During Wiesel’s imprisonment and torture, he watched his father waste away and die from the cruel treatment inflicted upon him by the Nazis. After liberation, Wiesel became a prominent writer, authoring a series of works based upon his experiences and speaking around the world about the importance of never forgetting what happened during the Holocaust in Europe.
“There may be times when we are powerless to prevent injustice, but there must never be a time when we fail to protest.”
“I have not lost faith in God. I have moments of anger and protest. Sometimes I've been closer to him for that reason.”
“The opposite of love is not hate, it's indifference.”
“I decided to devote my life to telling the story because I felt that having survived I owe something to the dead. and anyone who does not remember betrays them again.”
“No human race is superior; no religious faith is inferior.

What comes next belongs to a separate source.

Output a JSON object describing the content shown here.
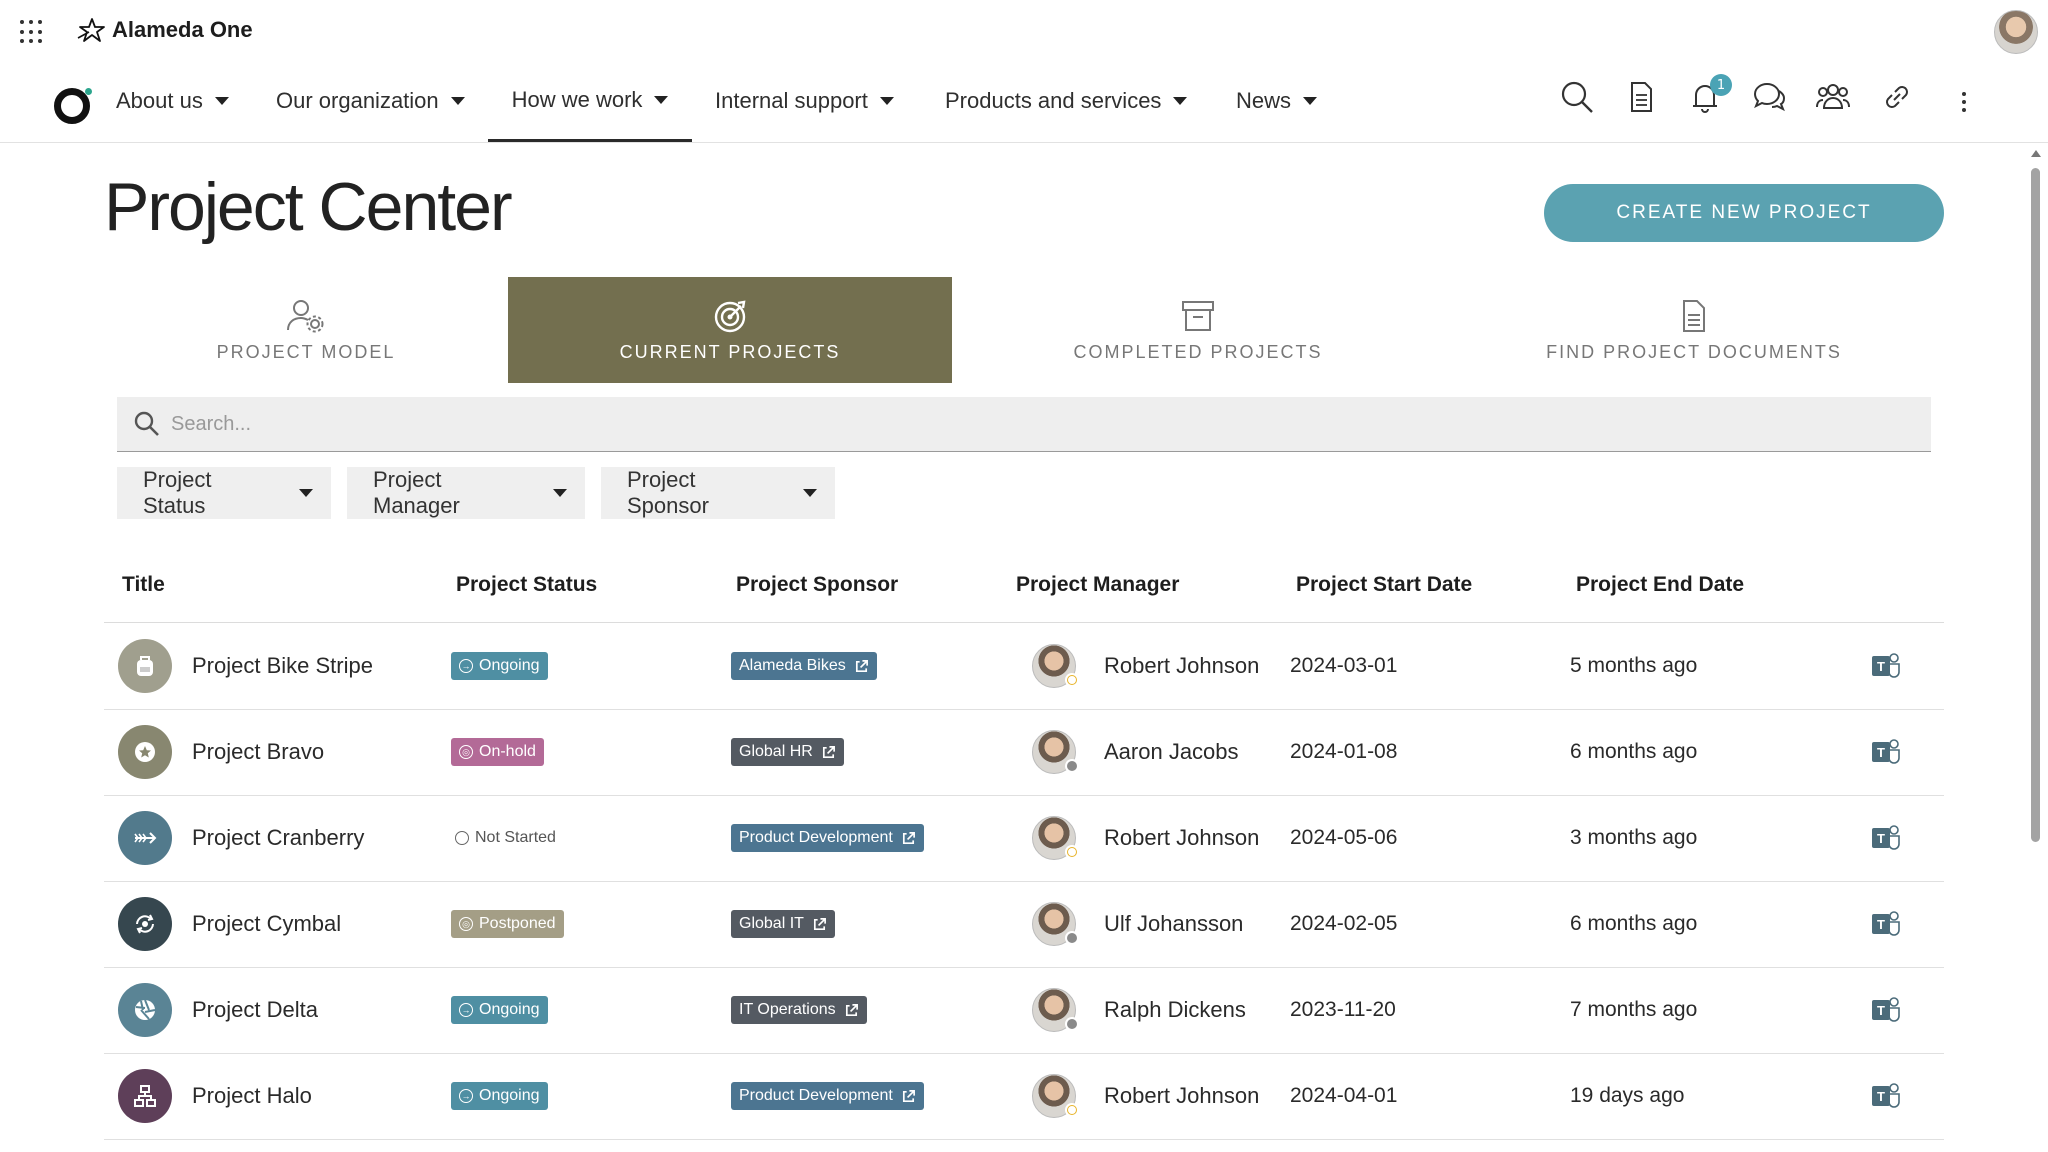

All collective judgments are wrong. Only racists make them.”
“Hope is like peace. It is not a gift from God. It is a gift only we can give one another.”
“I marvel at the resilience of the Jewish people. Their best characteristic is their desire to remember. No other people has such an obsession with memory.”
“Wherever men and women are persecuted because of their race, religion, or political views, that place must - at that moment - become the center of the universe.”
“Sometimes I am asked if I know 'the response to Auschwitz’; I answer that not only do I not know it, but that I don't even know if a tragedy of this magnitude has a response.”
“It all happened so fast. The ghetto. The deportation. The sealed cattle car. The fiery altar upon which the history of our people and the future of mankind were meant to be sacrificed.”
“We have to go into the despair and go beyond it, by working and doing for somebody else, by using it for something else.”
“Without memory, there is no culture. Without memory, there would be no civilization, no society, no future.”